API Management : Governing and Securing Your API Management System : API Gateway
API Gateway
API Gateway enables providers to securely expose APIs to consumers. Providers can do the following:
*Create APIs and publish them to API Portal.
*Expose a mocked API implementation to consumers before the actual API exists or is complete.
*Define API policies.
*Monetize a set of APIs by bundling them into a package, providing one or more plans that define pricing and quality of service terms for the package, and publishing the package and plans in API Portal. Consumers can subscribe to API packages, and then use access tokens issued by API Portal upon subscription to access the APIs within the package.
Note:  
API Portal also provides public APIs that providers can use to publish API packages and plans from other sources.
*Configure an approval workflow for creating or updating applications, registering applications to APIs, and managing subscriptions to API packages.
*Gather information about gateway events and API events, as well as details about the popularity of individual APIs.
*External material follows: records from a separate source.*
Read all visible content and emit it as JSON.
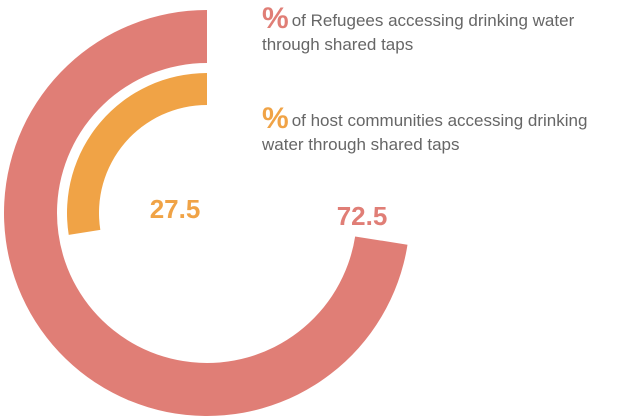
{
  "colors": {
    "refugees": "#e07e76",
    "host": "#f0a346",
    "legend_text": "#666666"
  },
  "legend": [
    {
      "symbol": "%",
      "label": "of Refugees accessing drinking water through shared taps",
      "color": "#e07e76"
    },
    {
      "symbol": "%",
      "label": "of host communities accessing drinking water through shared taps",
      "color": "#f0a346"
    }
  ],
  "chart_data": {
    "type": "pie",
    "variant": "nested-radial-rings",
    "series": [
      {
        "name": "of Refugees accessing drinking water through shared taps",
        "value": 72.5,
        "color": "#e07e76",
        "ring": "outer"
      },
      {
        "name": "of host communities accessing drinking water through shared taps",
        "value": 27.5,
        "color": "#f0a346",
        "ring": "inner"
      }
    ],
    "max": 100,
    "data_labels": [
      "72.5",
      "27.5"
    ],
    "title": ""
  }
}
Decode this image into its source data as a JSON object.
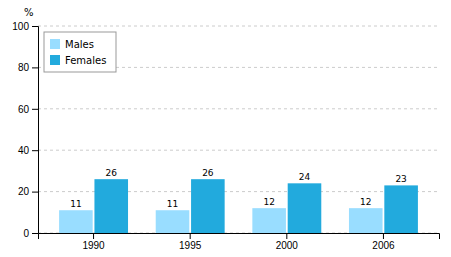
{
  "chart_data": {
    "type": "bar",
    "categories": [
      "1990",
      "1995",
      "2000",
      "2006"
    ],
    "series": [
      {
        "name": "Males",
        "color": "#99DDFF",
        "values": [
          11,
          11,
          12,
          12
        ]
      },
      {
        "name": "Females",
        "color": "#22AADD",
        "values": [
          26,
          26,
          24,
          23
        ]
      }
    ],
    "ylabel": "%",
    "ylim": [
      0,
      100
    ],
    "yticks": [
      0,
      20,
      40,
      60,
      80,
      100
    ],
    "grid": true,
    "legend": "upper left",
    "data_labels": true
  }
}
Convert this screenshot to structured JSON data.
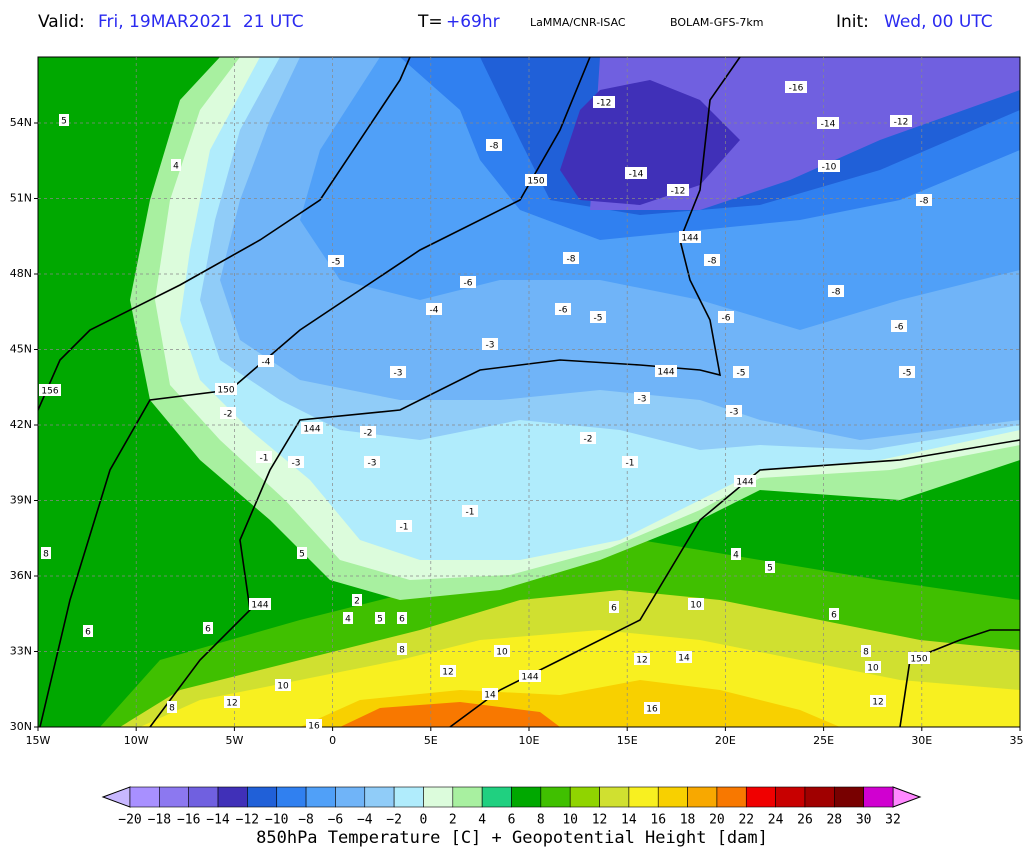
{
  "header": {
    "valid_label": "Valid:",
    "valid": "Fri, 19MAR2021  21 UTC",
    "forecast_label": "T=",
    "forecast": "+69hr",
    "source": "LaMMA/CNR-ISAC",
    "model": "BOLAM-GFS-7km",
    "init_label": "Init:",
    "init": "Wed, 00 UTC"
  },
  "map": {
    "x_ticks": [
      "15W",
      "10W",
      "5W",
      "0",
      "5E",
      "10E",
      "15E",
      "20E",
      "25E",
      "30E",
      "35E"
    ],
    "y_ticks": [
      "54N",
      "51N",
      "48N",
      "45N",
      "42N",
      "39N",
      "36N",
      "33N",
      "30N"
    ],
    "contour_labels": [
      "-16",
      "-12",
      "-14",
      "-12",
      "-8",
      "150",
      "-14",
      "-12",
      "-10",
      "-8",
      "144",
      "-5",
      "-8",
      "-8",
      "-8",
      "-6",
      "-4",
      "-6",
      "-5",
      "-6",
      "-6",
      "-3",
      "-4",
      "-3",
      "144",
      "-5",
      "-5",
      "150",
      "-2",
      "144",
      "-2",
      "-3",
      "-3",
      "-2",
      "-1",
      "-3",
      "-3",
      "-1",
      "144",
      "-1",
      "-1",
      "156",
      "5",
      "4",
      "8",
      "6",
      "5",
      "144",
      "6",
      "2",
      "4",
      "5",
      "6",
      "8",
      "6",
      "10",
      "6",
      "12",
      "14",
      "10",
      "12",
      "144",
      "14",
      "10",
      "12",
      "8",
      "16",
      "16",
      "8",
      "10",
      "150",
      "12",
      "4",
      "5"
    ]
  },
  "colorbar": {
    "levels": [
      "−20",
      "−18",
      "−16",
      "−14",
      "−12",
      "−10",
      "−8",
      "−6",
      "−4",
      "−2",
      "0",
      "2",
      "4",
      "6",
      "8",
      "10",
      "12",
      "14",
      "16",
      "18",
      "20",
      "22",
      "24",
      "26",
      "28",
      "30",
      "32"
    ],
    "colors": [
      "#a890ff",
      "#8c78f0",
      "#7060e0",
      "#4030b8",
      "#2060d8",
      "#3080f0",
      "#50a0f8",
      "#70b4f8",
      "#90ccf8",
      "#b0ecfc",
      "#dcfcdc",
      "#a8f0a0",
      "#20d080",
      "#00a800",
      "#40c000",
      "#90d400",
      "#d0e030",
      "#f8f020",
      "#f8d000",
      "#f8a800",
      "#f87800",
      "#f00000",
      "#c80000",
      "#a00000",
      "#780000",
      "#d000d0"
    ],
    "under_color": "#c8b8ff",
    "over_color": "#ff88ff",
    "title": "850hPa Temperature [C] + Geopotential Height [dam]"
  }
}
API Portal displays this information in the form of dashboards.
*Version SOAP and REST APIs. CentraSite allows versioning of virtual services and publishing of distinct versions to API Portal. API Gateway can host multiple versions of the same virtual service during run-time, and automatically routes requests to the appropriate version.
API Gateway does the following:
*Makes sure requests from and responses to consumer applications conform to policies you define.
*Transforms requests from and responses to consumer applications as instructed by transformation steps you define.
*Mediates between consumer applications and API providers. API Gateway receives requests from consumer applications and forwards them to back-end services, which could be on an Integration Server or any other system where services are executed, then returns responses from providers to consumer applications.
*Uses request context or content to route requests from consumers to different service endpoints, or to load balance requests.
In an API management system, one API Gateway sits behind an internal firewall and is not allowed to directly interact with external clients through the DMZ. Instead, another API Gateway acts as intermediary between external clients and the internal API Gateway. API Gateway protects these products and their applications, services, and data from malicious attacks from external client applications. Administrators can secure traffic between API consumer requests and the execution of services on API Gateway by:
*Filtering requests from and blacklisting specified IP addresses.
*Detecting and filtering requests from mobile devices.
*Avoiding additional inbound firewall holes.
*Defining custom rules that call a Flow service to perform custom processing within the API Gateway (for example, authentication and authorization).